Simple as the idea was, he had been the first to evolve it; the first time it was applied it worked, and they hoisted a blanket to the mast and sped down the lake. Stine and Sprague immediately became cheerful. Shorty, despite his chronic pessimism, was always cheerful, and Kit was too interested to be otherwise. Sprague struggled with the steering-sweep for a quarter of an hour, and then looked appealingly at Kit, who relieved him.
“My arms are fairly broken with the strain of it,” Sprague muttered apologetically.
“You never ate bear-meat, did you?” Kit asked sympathetically.
“What the devil do you mean?”
“Oh, nothing; I was just wondering.”
But behind his employer’s back Kit caught the approving grin of Shorty, who had already caught the whim of his metaphor.

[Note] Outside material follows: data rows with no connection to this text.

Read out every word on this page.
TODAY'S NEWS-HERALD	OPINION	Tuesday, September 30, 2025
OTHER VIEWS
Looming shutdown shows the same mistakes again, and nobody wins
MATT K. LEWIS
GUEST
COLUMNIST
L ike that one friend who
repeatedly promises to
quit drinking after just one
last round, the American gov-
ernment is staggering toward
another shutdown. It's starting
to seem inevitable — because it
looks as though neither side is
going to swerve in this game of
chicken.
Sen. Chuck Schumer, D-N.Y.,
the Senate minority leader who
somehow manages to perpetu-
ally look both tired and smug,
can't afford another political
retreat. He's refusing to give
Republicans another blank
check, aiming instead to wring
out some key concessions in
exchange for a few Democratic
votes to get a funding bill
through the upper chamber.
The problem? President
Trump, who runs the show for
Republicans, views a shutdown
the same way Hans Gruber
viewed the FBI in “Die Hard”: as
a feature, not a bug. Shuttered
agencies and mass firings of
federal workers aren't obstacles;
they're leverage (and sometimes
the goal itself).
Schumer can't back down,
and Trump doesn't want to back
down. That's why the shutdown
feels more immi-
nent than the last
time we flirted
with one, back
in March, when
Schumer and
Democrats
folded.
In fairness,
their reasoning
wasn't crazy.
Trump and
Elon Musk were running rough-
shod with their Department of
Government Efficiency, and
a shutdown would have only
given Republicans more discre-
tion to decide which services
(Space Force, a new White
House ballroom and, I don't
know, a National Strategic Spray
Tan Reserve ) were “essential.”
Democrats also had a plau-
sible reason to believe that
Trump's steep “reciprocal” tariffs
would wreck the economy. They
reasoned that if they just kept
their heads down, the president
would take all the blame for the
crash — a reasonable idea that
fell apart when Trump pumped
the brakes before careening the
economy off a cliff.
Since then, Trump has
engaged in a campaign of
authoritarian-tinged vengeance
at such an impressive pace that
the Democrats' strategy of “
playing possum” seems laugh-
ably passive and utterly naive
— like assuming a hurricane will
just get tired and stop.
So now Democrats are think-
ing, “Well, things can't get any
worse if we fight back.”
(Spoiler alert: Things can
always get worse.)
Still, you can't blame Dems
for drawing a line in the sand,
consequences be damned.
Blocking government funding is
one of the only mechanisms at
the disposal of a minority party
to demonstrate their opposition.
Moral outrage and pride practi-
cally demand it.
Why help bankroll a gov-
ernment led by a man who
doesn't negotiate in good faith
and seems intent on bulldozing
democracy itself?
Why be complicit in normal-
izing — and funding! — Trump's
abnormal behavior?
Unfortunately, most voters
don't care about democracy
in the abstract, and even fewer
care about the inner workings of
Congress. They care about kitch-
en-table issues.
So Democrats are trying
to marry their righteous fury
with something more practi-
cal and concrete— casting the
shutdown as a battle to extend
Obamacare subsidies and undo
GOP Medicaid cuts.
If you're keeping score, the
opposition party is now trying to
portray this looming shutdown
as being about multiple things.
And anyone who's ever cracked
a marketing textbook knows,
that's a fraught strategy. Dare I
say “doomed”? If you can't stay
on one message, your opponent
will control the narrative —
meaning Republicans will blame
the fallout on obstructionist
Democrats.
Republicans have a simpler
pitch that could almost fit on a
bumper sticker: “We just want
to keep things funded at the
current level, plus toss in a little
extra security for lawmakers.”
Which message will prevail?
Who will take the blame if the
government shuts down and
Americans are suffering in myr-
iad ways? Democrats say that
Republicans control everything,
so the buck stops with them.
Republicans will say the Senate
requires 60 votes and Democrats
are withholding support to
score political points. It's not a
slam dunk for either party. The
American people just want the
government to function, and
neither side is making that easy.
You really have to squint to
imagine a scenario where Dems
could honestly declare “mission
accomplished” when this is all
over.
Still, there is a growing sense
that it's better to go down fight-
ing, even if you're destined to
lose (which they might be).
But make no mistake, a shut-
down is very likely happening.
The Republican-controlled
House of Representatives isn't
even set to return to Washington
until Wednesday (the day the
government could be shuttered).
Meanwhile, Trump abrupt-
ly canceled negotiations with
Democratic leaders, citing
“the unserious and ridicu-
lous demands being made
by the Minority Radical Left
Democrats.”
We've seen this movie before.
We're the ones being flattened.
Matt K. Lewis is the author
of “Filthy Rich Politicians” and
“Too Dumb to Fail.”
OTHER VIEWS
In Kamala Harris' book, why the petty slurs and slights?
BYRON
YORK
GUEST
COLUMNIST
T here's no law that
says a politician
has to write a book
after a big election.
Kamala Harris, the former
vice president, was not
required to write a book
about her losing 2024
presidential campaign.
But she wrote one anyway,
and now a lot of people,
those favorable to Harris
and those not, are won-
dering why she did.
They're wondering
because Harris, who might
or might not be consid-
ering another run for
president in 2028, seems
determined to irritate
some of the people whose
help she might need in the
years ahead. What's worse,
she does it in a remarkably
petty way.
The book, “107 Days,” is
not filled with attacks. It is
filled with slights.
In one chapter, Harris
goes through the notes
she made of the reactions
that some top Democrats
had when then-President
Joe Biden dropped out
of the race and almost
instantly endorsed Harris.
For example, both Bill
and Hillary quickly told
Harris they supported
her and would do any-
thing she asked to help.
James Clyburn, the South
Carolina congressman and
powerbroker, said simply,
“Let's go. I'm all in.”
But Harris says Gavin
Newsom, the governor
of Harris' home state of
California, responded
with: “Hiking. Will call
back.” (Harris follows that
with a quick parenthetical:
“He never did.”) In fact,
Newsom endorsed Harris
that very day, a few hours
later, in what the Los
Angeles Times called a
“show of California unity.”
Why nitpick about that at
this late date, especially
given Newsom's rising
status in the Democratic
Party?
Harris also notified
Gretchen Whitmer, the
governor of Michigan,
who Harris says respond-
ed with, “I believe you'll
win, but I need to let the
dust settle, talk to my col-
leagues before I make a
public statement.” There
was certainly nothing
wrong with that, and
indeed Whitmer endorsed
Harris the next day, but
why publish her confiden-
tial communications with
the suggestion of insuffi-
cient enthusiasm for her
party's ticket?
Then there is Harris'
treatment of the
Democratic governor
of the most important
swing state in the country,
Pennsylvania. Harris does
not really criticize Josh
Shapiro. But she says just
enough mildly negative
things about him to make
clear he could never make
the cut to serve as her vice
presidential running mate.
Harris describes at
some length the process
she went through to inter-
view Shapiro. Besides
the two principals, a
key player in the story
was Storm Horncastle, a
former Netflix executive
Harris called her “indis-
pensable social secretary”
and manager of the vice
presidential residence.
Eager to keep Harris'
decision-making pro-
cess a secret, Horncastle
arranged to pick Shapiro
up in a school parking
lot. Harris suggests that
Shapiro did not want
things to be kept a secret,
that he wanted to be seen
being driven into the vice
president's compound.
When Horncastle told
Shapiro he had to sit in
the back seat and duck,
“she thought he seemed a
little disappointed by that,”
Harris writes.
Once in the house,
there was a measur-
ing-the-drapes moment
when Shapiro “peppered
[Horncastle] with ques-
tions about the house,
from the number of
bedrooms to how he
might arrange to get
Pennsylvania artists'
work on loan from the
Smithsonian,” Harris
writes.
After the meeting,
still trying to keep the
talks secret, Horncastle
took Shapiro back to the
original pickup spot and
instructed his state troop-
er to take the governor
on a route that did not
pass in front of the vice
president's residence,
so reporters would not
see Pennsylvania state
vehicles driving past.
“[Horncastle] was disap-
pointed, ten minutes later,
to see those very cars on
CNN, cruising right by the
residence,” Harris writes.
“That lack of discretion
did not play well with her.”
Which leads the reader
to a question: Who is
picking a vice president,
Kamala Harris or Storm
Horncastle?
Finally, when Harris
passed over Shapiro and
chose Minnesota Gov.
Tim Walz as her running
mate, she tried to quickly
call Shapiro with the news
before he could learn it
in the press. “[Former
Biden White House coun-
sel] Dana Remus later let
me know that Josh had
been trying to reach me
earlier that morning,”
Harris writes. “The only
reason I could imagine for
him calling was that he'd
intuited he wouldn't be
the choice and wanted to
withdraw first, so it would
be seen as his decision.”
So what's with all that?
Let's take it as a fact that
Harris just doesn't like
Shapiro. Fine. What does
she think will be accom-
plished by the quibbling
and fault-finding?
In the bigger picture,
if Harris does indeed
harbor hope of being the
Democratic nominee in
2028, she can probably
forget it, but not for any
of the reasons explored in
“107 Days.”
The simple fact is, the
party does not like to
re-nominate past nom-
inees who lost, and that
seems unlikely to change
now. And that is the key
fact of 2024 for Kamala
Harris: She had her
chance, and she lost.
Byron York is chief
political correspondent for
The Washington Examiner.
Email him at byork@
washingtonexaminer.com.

Kit steered the length of Linderman, displaying an aptitude that caused both young men of money and disinclination for work to name him boat-steerer. Shorty was no less pleased, and volunteered to continue cooking and leave the boat work to the other.
Between Linderman and Lake Bennett was a portage. The boat, lightly loaded, was lined down the small but violent connecting stream, and here Kit learned a vast deal more about boats and water. But when it came to packing the outfit, Stine and Sprague disappeared, and their men spent two days of back-breaking toil in getting the outfit across. And this was the history of many miserable days of the trip—Kit and Shorty working to exhaustion, while their masters toiled not and demanded to be waited upon.
But the iron-bound arctic winter continued to close down, and they were held back by numerous and unavoidable delays. At Windy Arm, Stine arbitrarily dispossessed Kit of the steering-sweep and within the hour wrecked the boat on a wave-beaten lee shore. Two days were lost here in making repairs, and the morning of the fresh start, as they came down to embark, on stern and bow, in large letters, was charcoaled “The Chechako.”
Kit grinned at the appropriateness of the invidious word.
“Huh!” said Shorty, when accused by Stine. “I can sure read and spell, an’ I know that chechako means tenderfoot, but my education never went high enough to learn me to spell a jaw-breaker like that.”
Both employers looked daggers at Kit, for the insult rankled; nor did he mention that the night before, Shorty had besought him for the spelling of that particular word.
“That’s ’most as bad as your bear-meat slam at ’em,” Shorty confided later.